If you walk through “Face It”, an exhibition at Studio Place Arts in Barre, you might feel like you’re being watched. No, not by surveillance cameras – by the artwork. But the faces look harmless enough, most of the time.
“Face It” is a large group exhibition of portraits – nearly 80 pieces by 35 artists. Most are two-dimensional; the rest, sculptures or other objects. Not all of their subjects look directly at the viewer; in fact, a few pieces have no discernible eyes. But the intensity of so many gazes gives the gallery an intimate, somewhat vulnerable side.
And, of course, the point of being there is to look back.
With so much artwork, the initial challenge is knowing where to direct your eyes first. But the large acrylic painting on the back wall, “Portrait #158” by Charles Lysogorsky, successfully claims attention. The close-up face of a man with distorted features, oversized glasses and salt-and-pepper hair is a little disturbing but also amusing. His caricatural face contrasts with the elegant portraits of Anne Young and August burns on one side and a unique piece sewn in relief and embroidered by Elizabeth Fram“The Woolgatherer”, on the other.
Agathe McQueston’s “Siouxsie” also incorporates stitching in a striking mixed-media portrait of a woman with red hair and hooded blue eyes. A stately hat and stole made from artificial leaves contribute to Siouxsie’s haughty, don’t mess with me attitude.
Evyenia Coufos went straight for the leaves – the real ones – for his remarkable collage, “Autumn Self-Portrait”. Creating one’s likeness from dried plant materials glued to a piece of drywall is a special type of invention. Its earthy assemblage resembles both human and spirit.

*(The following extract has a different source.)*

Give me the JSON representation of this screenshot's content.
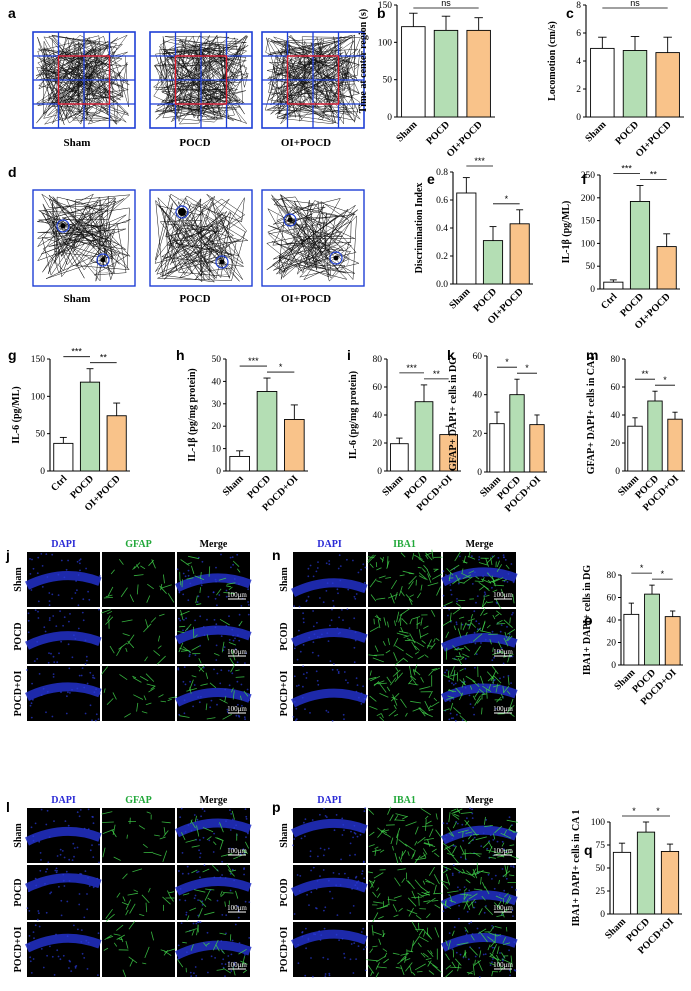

The variety of supports of the SPA salon contributes to its attractiveness. And, um, let’s face it, people-watching is irresistible, even if “people” are made of rocks, feathers, or clay. Moreover, the size and diversity of the exhibition has a democratizing effect – a curatorial approach that ensures that every visitor will find their favourites.
For this viewer, a few other pieces particularly stand out. First and foremost, realistic portraits, including self-portraits, of Burns, Young and Ed Epstein. Although their styles differ, these artists create masterful, nuanced and emotionally resonant paintings of the highest caliber.
A simple chromogenic print entitled “Gaze”, by Tuyen My Nguyen, captivates with adorableness. Her close-up subject is a brown-eyed toddler of undetermined sex. Framed by dark, curly hair, the child’s face is both innocent and wise, pleading and a bit sad at the same time. The expression sounds like a plea – not for a cookie but for a world that makes sense.
Therese Celemin often paints eccentric figures in surreal colors, and “Twelve Women” is no exception. Here, a dozen pastel-hued female faces are stacked in a four-by-three grid, each a little spooky in its own way. Yet, somehow, the multiplication gives this composition a feminine side. Call it strength in numbers.
Goosebumps can be a virtue in the right hands. Among a group of solid clay works on pedestals, Susan H. Wilson“Voices” has an imposing presence. The oversized male head has heavy features, including rather demonic eyes. Wilson worked a dark matte medium into the sandstone, emphasizing the ominous physiognomy of his subject. Somewhat paradoxically, it also created a beautifully rich surface texture. But the most notable detail of this piece is an equally sinister “Mini-Me” head protruding from the top of the big head – possibly the source of the vocals. Yeah.
Provide comic relief, Will WoottonThe playful 3D “portraits” of are made up of river rocks and other found objects of various shapes and sizes. Think Mr. Potato Head created by the Flintstones.